Twenty-Something Truths For Twenty-Somethings
truth number  today from the blog series hosted by myself and my dear friend Kristin! please join the conversation as we continue to unpack our twenties, and the truths we have found thus far. what have you learned? <3 <3 <3
Last post, we talked about not worrying how cool your life looks to your followers.
Similarly, never ever ever worry about the number of followers you have.
I’ve heard it said that our credibility nowadays is based largely on the size of our following. So people are buying Twitter followers and “likes” on Facebook, and we are all incredibly concerned about our credibility, our image, our appearance.
But isn’t it all just a facade?
It feels never-ending. Who is ever completely satisfied, if we are always just trying to gain more people following, more people liking, more people watching? We are constantly looking outward instead of inward. We are finding identity and purpose in the number of people who are curious about our identity and purpose.
It should never matter how many people want to see what you’re writing or thinking or hash-tagging. You should be less concerned with how many people want to follow your every move, and more concerned that they are finding their true selves and learning how to fit into their space in the universe. The loneliest place to be sometimes is belly-up under 4,000 followers because you realize you are still completely alone.
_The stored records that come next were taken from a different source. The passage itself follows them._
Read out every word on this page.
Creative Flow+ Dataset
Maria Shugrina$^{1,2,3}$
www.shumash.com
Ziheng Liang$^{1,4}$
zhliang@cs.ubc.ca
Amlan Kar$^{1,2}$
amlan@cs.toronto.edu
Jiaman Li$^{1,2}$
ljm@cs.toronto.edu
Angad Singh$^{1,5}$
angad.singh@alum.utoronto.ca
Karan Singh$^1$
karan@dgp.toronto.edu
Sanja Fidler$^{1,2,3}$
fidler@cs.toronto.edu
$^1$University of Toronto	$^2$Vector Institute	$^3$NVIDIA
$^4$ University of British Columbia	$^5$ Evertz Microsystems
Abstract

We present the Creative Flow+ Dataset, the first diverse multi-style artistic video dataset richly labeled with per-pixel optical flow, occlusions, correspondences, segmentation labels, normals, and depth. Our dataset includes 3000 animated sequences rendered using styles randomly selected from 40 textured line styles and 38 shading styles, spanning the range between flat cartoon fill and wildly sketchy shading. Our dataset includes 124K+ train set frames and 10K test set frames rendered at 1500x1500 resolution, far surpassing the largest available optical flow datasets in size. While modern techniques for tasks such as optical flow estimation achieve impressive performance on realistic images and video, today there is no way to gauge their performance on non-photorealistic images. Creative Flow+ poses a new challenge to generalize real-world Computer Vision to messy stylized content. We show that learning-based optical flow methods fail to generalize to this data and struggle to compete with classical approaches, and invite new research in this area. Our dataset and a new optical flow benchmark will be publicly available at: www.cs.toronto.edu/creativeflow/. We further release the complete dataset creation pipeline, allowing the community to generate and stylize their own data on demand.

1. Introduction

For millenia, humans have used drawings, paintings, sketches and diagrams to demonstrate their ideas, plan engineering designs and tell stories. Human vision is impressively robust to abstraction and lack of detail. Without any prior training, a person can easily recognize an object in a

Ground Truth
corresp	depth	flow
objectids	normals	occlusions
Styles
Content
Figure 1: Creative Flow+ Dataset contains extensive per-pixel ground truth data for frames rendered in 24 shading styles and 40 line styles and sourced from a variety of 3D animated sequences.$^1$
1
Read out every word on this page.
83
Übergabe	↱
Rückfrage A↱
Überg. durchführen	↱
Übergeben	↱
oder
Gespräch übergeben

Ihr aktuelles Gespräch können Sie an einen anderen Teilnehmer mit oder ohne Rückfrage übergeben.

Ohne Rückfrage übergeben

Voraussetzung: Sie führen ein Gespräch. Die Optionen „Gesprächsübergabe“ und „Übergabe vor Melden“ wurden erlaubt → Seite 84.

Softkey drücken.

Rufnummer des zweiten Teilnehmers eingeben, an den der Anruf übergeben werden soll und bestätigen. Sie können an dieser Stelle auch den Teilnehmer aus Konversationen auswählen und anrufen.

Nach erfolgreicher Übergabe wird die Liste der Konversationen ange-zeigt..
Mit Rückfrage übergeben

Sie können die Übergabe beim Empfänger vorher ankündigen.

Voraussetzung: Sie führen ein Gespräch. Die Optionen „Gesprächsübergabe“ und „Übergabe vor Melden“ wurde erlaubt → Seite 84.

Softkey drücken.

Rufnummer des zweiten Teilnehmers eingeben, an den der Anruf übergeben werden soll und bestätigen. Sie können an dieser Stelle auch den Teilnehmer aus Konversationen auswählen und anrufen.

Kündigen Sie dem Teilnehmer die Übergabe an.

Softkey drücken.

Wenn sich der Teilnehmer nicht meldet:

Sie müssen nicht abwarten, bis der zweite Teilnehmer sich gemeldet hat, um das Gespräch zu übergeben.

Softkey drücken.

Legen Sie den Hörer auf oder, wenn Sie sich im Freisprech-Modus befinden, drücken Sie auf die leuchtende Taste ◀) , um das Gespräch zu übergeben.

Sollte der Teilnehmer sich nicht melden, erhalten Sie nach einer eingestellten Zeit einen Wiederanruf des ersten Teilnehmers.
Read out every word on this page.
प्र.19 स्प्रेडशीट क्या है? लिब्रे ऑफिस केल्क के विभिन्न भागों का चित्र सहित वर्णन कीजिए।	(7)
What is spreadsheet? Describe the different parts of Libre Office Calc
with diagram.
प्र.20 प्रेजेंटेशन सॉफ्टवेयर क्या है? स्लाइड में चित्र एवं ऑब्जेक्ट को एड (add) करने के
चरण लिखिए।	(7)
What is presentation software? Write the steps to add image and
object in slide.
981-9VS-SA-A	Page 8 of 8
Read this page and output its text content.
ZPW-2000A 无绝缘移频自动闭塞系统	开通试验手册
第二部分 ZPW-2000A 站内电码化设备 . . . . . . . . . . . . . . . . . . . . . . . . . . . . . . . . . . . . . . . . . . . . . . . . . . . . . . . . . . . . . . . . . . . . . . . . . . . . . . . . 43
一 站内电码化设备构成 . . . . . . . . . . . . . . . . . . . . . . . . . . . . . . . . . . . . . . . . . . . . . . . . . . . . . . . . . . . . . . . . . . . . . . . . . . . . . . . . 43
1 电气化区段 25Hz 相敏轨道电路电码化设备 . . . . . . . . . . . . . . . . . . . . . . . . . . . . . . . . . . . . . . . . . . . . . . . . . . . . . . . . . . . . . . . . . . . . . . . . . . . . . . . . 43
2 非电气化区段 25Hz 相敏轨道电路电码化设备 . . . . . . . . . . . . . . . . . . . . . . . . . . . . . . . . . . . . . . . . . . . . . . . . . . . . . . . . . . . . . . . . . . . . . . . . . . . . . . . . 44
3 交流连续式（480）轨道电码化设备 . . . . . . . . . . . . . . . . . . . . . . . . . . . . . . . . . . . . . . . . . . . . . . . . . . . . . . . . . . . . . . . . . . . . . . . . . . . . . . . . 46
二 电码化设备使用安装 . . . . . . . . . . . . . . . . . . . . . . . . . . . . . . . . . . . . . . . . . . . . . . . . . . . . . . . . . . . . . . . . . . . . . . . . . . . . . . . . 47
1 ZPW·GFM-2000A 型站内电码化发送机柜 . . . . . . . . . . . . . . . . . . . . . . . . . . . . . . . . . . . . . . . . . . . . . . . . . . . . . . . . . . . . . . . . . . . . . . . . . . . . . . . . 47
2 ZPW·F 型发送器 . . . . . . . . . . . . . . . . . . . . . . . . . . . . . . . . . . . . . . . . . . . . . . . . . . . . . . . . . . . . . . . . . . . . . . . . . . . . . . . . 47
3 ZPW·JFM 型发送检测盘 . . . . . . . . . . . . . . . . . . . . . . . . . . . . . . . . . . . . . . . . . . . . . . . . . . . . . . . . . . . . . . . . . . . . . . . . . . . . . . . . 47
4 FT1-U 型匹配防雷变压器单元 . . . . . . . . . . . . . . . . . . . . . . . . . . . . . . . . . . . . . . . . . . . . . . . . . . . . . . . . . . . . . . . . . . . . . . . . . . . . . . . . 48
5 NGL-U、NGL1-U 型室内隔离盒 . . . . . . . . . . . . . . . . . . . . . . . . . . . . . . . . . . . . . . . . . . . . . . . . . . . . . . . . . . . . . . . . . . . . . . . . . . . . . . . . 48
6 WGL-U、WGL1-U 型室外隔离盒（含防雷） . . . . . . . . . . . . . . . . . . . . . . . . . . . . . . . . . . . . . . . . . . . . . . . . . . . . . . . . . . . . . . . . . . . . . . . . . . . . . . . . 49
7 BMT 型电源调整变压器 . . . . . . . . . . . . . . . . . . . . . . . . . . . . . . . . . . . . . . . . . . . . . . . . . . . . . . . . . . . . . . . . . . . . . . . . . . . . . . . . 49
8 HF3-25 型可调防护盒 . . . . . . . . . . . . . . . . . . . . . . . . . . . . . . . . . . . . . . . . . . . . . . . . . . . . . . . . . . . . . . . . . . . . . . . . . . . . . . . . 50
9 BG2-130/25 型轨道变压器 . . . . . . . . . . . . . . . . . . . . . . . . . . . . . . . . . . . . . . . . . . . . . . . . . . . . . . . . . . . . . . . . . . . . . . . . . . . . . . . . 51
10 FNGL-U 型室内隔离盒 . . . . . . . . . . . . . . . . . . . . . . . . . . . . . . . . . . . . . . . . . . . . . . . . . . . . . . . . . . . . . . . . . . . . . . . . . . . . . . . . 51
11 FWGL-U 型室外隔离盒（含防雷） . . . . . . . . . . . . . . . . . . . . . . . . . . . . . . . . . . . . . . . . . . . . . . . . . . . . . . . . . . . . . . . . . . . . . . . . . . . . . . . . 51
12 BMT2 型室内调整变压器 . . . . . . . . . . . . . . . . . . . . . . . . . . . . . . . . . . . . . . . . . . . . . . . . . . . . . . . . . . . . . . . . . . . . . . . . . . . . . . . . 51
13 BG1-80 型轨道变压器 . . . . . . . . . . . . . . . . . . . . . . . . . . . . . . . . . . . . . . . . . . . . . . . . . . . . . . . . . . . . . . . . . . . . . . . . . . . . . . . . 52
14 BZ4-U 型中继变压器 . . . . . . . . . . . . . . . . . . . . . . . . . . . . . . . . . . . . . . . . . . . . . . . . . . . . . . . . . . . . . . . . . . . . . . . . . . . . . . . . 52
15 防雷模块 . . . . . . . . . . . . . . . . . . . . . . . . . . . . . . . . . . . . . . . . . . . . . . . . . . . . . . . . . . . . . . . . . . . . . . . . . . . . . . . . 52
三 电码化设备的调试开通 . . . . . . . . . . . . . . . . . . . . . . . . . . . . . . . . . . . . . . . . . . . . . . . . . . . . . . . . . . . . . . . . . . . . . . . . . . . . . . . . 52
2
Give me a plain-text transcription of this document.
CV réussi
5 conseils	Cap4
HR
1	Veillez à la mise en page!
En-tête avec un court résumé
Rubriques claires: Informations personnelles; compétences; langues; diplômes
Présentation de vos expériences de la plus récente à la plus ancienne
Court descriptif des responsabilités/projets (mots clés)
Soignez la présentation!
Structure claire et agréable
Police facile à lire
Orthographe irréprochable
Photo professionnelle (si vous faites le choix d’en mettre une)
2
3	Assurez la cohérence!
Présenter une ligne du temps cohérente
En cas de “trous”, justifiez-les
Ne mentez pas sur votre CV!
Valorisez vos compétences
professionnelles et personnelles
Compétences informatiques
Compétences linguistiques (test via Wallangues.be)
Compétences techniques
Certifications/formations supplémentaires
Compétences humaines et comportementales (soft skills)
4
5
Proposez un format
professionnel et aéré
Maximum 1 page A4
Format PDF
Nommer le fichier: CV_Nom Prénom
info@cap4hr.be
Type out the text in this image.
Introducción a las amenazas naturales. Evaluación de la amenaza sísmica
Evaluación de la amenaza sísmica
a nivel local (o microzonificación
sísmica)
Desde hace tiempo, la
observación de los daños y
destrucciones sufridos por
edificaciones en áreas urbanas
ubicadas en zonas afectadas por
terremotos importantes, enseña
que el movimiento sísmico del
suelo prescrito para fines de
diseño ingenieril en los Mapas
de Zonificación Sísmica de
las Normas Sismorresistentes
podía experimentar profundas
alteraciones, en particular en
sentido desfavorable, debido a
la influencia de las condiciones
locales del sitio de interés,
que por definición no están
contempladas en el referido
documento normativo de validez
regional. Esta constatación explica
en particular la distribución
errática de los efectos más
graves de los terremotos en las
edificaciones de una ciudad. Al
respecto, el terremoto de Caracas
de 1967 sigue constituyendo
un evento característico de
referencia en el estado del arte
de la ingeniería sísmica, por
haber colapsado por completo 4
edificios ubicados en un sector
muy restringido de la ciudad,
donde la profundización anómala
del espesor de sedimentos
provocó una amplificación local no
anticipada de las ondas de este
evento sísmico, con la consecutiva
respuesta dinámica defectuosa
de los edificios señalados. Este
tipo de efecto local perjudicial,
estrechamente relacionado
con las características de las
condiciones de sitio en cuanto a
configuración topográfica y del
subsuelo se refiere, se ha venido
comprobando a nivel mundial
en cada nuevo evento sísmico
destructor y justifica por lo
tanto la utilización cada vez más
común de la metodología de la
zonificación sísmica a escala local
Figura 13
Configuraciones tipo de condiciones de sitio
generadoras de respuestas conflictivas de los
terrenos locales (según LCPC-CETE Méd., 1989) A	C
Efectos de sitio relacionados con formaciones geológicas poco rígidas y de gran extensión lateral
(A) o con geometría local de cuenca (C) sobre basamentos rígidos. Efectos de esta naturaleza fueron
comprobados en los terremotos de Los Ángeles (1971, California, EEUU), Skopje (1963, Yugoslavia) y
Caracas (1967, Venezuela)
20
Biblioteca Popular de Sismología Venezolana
And loneliness is almost always indicative of something else, and it constantly manifests itself in toxic behaviors. So we must stop looking outward, and start first with our insides. Address the issues of your heart first, with the people you have a tactile relationship with. The kind of relationship where you can make eye contact and tell one another that there’s broccoli in your teeth. Enjoy moments, deepen relationships, eat cold ice cream on a hot June day with a friend you haven’t talked to since awkward bangs and boy bands. Spend the money to fly across the country to feel ‘at home again’, and don’t worry about tweeting about it. It doesn’t matter how many people find you interesting; if you don’t find you interesting then there is still a lot of work to do.